The tyre maker’s an old hand in space but has been earthbound for the past few decades. That’ll change next week with the expected launch of the SpaceX CRS-18 on 21 July. When it hitches a ride towards the International Space Station (ISS) within a Falcon 9 rocket, it’ll carry a Goodyear experiment on board. Goodyear says a successful outcome will lead to better-performing tyres in future.

Astronauts will study the formation of silica particles in the space station’s microgravity environment. The rubber used in car tyres frequently contains silica. By gathering knowledge from this evaluation, Goodyear engineers and scientists can determine if unique forms of precipitated silica could enhance tyre performance.

“Goodyear quite literally has gone to the moon and back to take tyre performance to new levels for consumers,” says Chris Helsel, Goodyear’s chief technology officer. “Space exploration has served as inspiration for so much innovation, and we at Goodyear are proud of our legacy of participation, which continues with this upcoming experiment in microgravity.”

Goodyear and the Apollo missions

The tyre maker’s relationship with space began in the days when crewcuts and Corvettes were de rigueur for astronauts. In July 1969, Goodyear supplied essential products for the Apollo 11 spacecraft. Goodyear brakes helped the missiles move into place on the launch pads; a Goodyear “purge and conditioning” system helped the engines circulate nitrogen, oxygen and hydrogen; Goodyear manufactured both the window frame of the command module and the panel on which the landing instruments were mounted.
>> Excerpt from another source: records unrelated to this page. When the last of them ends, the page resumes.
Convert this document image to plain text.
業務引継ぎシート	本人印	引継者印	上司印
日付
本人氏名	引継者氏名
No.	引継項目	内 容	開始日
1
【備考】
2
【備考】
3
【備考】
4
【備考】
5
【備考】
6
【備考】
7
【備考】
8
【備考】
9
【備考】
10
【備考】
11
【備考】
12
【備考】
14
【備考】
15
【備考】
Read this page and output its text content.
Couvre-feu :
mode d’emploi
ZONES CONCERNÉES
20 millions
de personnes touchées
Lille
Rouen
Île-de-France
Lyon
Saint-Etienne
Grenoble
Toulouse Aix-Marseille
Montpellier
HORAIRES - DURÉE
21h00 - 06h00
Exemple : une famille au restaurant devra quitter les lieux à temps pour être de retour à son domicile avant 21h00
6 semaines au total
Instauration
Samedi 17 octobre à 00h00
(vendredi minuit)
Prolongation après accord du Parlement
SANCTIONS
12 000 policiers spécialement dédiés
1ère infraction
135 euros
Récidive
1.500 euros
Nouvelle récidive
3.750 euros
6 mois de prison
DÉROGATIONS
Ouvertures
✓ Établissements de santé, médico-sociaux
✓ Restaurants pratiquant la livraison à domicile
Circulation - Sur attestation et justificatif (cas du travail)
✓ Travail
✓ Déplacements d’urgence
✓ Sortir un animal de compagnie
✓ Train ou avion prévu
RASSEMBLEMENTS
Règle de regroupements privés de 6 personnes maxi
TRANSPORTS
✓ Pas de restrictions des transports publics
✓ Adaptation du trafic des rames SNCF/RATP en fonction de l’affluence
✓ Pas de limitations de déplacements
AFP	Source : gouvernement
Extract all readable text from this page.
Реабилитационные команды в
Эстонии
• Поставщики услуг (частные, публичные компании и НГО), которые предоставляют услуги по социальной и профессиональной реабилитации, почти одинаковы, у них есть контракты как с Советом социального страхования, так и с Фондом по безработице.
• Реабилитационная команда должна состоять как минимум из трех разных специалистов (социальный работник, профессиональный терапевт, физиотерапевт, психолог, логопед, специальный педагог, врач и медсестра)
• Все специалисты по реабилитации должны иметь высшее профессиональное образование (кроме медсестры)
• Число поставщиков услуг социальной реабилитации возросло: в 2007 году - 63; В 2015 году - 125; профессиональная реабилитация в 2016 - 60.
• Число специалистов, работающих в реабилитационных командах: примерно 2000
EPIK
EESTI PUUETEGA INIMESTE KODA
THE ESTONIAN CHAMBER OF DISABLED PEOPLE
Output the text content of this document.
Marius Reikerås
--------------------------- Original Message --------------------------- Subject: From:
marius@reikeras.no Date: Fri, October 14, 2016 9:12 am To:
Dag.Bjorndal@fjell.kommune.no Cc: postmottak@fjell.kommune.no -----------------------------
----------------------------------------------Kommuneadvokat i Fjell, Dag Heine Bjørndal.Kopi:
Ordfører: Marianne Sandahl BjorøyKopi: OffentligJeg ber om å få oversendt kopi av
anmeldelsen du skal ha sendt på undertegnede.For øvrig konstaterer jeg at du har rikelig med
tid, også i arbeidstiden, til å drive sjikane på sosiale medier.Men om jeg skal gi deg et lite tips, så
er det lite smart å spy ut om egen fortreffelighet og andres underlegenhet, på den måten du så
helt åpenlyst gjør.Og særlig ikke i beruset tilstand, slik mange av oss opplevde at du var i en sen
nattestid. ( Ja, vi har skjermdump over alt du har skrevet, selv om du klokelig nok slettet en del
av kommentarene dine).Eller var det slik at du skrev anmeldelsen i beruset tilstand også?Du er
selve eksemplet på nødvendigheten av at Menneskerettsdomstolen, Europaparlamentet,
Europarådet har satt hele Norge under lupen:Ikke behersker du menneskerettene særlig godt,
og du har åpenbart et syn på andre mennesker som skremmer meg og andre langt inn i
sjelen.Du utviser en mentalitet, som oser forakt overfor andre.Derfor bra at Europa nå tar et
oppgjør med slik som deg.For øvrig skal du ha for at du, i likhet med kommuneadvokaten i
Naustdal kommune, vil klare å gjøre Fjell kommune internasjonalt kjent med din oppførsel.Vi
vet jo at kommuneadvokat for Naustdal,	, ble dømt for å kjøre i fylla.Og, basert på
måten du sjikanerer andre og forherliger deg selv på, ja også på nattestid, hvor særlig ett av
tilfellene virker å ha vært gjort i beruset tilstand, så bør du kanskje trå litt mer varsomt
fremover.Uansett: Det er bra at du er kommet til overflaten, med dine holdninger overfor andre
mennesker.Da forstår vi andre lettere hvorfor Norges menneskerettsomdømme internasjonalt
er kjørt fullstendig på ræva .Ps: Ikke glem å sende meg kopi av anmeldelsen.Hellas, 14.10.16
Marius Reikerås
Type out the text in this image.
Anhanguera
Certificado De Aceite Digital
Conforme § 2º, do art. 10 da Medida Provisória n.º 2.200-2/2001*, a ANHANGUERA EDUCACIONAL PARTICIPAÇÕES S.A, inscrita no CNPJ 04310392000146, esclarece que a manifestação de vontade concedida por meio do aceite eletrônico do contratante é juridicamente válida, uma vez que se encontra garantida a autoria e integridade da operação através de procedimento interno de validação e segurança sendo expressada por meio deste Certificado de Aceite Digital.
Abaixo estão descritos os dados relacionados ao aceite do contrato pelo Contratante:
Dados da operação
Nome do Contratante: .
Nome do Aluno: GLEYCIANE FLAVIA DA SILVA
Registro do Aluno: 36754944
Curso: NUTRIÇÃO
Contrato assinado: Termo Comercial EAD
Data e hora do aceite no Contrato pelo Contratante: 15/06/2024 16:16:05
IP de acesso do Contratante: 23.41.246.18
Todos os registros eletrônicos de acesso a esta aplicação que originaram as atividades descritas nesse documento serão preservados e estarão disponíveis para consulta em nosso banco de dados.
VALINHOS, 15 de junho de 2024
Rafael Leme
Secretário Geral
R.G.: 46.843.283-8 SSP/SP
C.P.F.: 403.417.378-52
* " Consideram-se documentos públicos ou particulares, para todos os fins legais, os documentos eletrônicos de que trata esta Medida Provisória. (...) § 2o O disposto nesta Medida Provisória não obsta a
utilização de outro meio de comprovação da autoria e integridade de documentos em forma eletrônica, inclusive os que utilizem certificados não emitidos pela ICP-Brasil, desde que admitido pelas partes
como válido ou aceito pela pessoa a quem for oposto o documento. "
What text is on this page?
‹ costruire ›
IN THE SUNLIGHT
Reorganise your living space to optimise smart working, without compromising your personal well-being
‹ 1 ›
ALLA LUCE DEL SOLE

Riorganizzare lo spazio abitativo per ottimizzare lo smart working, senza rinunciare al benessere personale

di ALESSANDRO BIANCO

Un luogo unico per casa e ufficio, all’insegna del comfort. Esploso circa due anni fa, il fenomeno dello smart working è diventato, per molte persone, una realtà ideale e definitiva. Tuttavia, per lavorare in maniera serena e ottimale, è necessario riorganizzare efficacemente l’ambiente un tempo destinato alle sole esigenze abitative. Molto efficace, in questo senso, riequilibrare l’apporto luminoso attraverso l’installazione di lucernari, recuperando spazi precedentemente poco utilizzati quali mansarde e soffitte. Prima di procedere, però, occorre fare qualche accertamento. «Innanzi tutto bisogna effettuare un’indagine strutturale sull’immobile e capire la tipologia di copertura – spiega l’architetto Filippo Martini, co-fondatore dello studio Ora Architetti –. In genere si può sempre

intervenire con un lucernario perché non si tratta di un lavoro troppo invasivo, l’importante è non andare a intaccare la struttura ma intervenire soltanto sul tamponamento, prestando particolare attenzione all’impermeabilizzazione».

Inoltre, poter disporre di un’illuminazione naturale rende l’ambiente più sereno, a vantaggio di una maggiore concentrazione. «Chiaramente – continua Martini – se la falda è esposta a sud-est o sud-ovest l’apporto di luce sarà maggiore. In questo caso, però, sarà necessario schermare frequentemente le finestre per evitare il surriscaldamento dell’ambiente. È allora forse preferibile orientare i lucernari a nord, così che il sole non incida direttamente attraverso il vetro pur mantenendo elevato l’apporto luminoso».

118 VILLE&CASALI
When Apollo 11 splashed down into the ocean upon its return to Earth, Goodyear-made flotation bags kept the capsule upright. Later Apollo astronauts used a cart to carry photo equipment, digging tools and 35 bags they filled with lunar rock. The cart’s 16-inch tyres were the result of a development project involving hundreds of Goodyear associates.

This year, Goodyear’s in-space evaluation is being conducted through an agreement with the ISS U.S. National Laboratory, which works in cooperative agreement with NASA. Astronauts aboard the ISS will conduct the Goodyear-prepared silica experiment while Goodyear scientists will simultaneously carry out the same experiment in the company’s labs. This allows for a comparison when the space research results – frozen for the journey back to Earth – are studied later.